A View from the Task Force and the Judiciary
The topic of injunctions under the UPCA was raised by Johannes Karcher (Head of the Task Force, EU Patent and Unified Patent Court, Germany) with particular focus on the discretion of the Court by a rule specifying the Court ‘may’ provisionally grant an injunction (an interim injunction) and the Court’s weighing of interests of the parties compared with the situation when the Court has found infringement and normally has to grant an injunction and only has a narrow margin of discretion.
The question of whether there is a gap introduced by the possibility of a decision at first instance by the Local/Regional Division on infringement and the decision of the Central Division on validity. The safeguards are said to include the discretion to include infringement and validity in the same proceedings and that there is the possibility of a reasoned decision on bifurcation, a discretionary review and a stay of the infringement proceedings. He referred to the Industry Coalition Scenario (see YouTube clip) and expressed the view that there are things to be wary of, but there are sufficient tools in the toolbox to allow a flexible response.
Rt Hon. Sir Robin Jacob (UCL) did not think there would be much bifurcation because a reason must be given and most judges are not going to say they cannot do both parts of the proceedings. Also, it does not happen at the outset, it only happens once the defence is submitted and it is to be done at the request of the Claimant (who is unlikely to request it and show a sign of weakness). It might however happen in weaker parts of the system. Of course, if revocation proceedings are brought in advance in another court then the infringement proceedings are stayed without discretion.
Hon. Mr Justice Colin Birss (Chancery Division, High Court) identified a polarising tension between Germany and ‘everybody else’. He said it was important to recognise that this is not a jurisdiction in which things are always done the same way. The concern comes from the uncertainty in the system at this stage, but there must be the freedom for it to develop. His personal opinion is that there will not be much bifucation, but thinks that it will happen a bit.
Annabelle Bennett (Federal Court of Australia) asked whether a cross-undertaking as to damages is one safeguard in relation to an interim injunction. It is said to be available but also discretionary. Robin Jacob noted that in the UK third parties can benefit from such an undertaking and the Ministry of Health has taken some action in relation to that. He is uncertain if that is available in the UPC as the rules are not clear on that.
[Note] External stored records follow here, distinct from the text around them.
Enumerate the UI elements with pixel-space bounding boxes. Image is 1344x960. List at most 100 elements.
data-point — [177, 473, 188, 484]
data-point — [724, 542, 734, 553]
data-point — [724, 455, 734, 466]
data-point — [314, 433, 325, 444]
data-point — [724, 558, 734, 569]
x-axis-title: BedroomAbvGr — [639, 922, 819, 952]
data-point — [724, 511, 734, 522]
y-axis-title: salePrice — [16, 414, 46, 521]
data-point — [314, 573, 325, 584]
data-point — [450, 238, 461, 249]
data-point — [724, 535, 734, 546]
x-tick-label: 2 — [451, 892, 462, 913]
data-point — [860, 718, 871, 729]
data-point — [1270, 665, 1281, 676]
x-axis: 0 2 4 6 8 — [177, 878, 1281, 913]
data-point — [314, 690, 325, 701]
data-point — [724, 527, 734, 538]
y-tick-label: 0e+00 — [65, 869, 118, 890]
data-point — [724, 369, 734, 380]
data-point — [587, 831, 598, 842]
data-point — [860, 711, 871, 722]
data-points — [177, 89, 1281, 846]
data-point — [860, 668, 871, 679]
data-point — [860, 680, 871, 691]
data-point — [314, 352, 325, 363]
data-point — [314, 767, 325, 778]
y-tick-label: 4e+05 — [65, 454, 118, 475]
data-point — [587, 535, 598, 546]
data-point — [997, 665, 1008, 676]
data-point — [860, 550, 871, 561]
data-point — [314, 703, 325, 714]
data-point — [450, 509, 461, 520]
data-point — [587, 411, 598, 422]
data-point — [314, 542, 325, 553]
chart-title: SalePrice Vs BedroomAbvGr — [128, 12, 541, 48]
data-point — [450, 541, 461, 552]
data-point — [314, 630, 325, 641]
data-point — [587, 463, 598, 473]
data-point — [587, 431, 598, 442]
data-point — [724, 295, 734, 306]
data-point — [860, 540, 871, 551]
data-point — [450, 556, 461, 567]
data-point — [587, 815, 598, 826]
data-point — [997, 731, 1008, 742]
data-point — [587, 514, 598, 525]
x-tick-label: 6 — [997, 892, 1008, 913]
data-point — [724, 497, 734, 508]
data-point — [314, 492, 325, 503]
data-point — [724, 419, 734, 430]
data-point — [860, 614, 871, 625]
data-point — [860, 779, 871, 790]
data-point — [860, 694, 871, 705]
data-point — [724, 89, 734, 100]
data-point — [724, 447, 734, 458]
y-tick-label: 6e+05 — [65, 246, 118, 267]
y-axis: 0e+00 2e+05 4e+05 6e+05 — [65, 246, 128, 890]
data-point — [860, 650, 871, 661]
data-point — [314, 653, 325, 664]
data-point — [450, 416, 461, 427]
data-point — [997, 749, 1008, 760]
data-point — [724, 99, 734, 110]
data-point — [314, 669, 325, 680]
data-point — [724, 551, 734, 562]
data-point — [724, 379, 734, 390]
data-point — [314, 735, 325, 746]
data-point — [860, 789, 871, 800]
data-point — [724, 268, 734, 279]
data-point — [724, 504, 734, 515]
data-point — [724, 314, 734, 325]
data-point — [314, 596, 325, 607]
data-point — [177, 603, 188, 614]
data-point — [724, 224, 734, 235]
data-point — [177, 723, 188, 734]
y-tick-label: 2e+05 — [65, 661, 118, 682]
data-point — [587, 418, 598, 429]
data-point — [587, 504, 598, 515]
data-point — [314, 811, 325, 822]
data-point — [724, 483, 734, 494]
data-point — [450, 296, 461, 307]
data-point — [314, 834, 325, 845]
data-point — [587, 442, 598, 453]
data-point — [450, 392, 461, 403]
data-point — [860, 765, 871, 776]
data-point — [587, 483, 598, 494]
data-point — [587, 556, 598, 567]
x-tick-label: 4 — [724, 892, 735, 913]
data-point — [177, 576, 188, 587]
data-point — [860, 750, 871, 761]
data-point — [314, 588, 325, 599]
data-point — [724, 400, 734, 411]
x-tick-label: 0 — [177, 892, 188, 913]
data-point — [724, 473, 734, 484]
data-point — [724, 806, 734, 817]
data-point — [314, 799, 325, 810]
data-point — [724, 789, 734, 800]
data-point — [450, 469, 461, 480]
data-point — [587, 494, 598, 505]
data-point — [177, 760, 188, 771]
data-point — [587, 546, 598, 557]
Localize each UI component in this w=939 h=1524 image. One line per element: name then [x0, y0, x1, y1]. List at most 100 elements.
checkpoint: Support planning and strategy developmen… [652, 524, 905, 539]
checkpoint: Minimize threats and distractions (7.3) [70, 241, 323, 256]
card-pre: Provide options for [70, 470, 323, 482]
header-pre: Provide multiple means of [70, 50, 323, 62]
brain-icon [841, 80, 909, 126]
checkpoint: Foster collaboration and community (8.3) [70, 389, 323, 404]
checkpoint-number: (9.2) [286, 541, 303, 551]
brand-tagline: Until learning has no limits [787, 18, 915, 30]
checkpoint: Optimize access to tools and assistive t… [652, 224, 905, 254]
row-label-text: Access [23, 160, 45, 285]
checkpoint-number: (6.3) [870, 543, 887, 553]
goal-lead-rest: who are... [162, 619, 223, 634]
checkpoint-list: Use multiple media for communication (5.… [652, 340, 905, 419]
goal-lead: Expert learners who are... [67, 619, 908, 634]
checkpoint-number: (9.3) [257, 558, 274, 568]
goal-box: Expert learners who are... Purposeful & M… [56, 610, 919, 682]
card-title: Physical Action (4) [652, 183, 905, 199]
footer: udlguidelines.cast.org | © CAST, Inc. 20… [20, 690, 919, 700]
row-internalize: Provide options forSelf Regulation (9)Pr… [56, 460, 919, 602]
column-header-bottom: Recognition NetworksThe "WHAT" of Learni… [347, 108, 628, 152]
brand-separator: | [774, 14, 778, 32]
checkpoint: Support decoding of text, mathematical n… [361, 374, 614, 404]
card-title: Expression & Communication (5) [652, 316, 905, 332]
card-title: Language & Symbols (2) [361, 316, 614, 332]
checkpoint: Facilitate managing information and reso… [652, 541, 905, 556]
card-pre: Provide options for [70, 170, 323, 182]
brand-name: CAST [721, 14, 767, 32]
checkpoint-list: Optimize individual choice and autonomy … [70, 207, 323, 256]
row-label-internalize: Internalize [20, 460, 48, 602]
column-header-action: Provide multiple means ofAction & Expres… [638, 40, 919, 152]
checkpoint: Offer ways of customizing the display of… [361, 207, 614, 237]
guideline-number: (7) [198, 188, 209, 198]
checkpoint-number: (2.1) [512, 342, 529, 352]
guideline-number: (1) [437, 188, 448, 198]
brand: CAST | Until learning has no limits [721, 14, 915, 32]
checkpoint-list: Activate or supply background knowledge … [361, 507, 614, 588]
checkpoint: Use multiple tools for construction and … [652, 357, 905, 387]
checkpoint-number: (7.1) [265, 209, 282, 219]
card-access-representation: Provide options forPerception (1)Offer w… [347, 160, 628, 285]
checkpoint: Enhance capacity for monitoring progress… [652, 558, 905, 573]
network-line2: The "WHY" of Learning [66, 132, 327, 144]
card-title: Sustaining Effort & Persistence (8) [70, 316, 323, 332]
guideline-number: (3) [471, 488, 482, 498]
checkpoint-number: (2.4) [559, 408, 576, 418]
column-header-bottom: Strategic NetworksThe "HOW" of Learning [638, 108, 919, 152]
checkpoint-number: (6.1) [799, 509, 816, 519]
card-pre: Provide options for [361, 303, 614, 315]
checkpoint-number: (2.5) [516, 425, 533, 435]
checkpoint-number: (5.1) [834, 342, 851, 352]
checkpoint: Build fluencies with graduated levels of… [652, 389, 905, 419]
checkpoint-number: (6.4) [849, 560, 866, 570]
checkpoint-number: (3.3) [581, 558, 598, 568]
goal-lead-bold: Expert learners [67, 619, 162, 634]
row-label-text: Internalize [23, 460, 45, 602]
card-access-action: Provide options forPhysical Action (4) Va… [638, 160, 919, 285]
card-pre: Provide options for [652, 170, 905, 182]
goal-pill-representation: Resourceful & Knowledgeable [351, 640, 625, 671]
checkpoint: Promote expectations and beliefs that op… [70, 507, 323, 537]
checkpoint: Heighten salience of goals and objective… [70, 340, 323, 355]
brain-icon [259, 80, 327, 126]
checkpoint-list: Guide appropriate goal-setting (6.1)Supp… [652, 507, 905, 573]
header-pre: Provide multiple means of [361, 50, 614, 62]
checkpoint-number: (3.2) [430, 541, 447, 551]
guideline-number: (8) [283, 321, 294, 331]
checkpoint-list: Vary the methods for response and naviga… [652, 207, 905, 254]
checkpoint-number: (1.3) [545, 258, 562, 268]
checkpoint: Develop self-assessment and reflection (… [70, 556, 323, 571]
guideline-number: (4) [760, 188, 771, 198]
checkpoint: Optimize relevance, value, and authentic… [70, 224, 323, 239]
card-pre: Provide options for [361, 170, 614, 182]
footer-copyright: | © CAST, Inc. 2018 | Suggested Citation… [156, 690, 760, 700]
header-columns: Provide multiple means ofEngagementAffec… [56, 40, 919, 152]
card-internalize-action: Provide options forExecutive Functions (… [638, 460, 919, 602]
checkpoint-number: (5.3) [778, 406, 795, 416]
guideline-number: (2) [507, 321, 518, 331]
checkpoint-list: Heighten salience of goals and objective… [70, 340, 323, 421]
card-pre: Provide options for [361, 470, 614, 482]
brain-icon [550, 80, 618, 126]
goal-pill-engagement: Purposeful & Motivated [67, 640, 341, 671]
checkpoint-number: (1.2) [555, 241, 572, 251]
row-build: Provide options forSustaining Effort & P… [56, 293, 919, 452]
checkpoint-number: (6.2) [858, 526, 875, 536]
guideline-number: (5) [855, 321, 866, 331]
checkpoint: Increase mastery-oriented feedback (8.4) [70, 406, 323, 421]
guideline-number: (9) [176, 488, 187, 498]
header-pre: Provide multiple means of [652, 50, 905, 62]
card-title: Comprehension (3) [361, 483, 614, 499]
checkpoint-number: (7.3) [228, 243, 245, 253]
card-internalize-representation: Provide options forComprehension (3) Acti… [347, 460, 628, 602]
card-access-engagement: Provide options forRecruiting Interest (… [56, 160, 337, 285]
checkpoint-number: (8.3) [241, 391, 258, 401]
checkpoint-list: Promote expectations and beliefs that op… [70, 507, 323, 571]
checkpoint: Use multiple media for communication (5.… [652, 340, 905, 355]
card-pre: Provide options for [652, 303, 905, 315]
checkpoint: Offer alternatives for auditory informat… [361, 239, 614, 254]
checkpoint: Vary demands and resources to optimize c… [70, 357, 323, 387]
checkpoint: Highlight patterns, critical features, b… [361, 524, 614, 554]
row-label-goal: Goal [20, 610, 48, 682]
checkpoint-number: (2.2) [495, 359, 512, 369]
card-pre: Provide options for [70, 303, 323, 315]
When asked about training of judges, Robin Jacob mentioned that there is an assumption that experience can be gained by training. He also noted that no member of the EPO can be a UPC judge and low pay might be an issue, coining the phrase ‘pay peanuts; get monkeys’. Johannes Karcher was of the view that the judges will be adequately experienced in part as a result of the pool from which they are drawn and that the litigation will centre there. Robin Jacob disagreed with that and said that if people have a rotten case they will take it to a rotten judge. Mr Justice Birss suggested that it was an important part of the process that judges must travel although he was not sure how this would be implemented. It was noted that part-time judges who are also practising lawyers need an exception to be granted to be appointed.
Robin Jacob foresees that the Central Division dealing with validity might become a realistic alternative to opposition proceedings at the EPO and therefore might be a very busy court.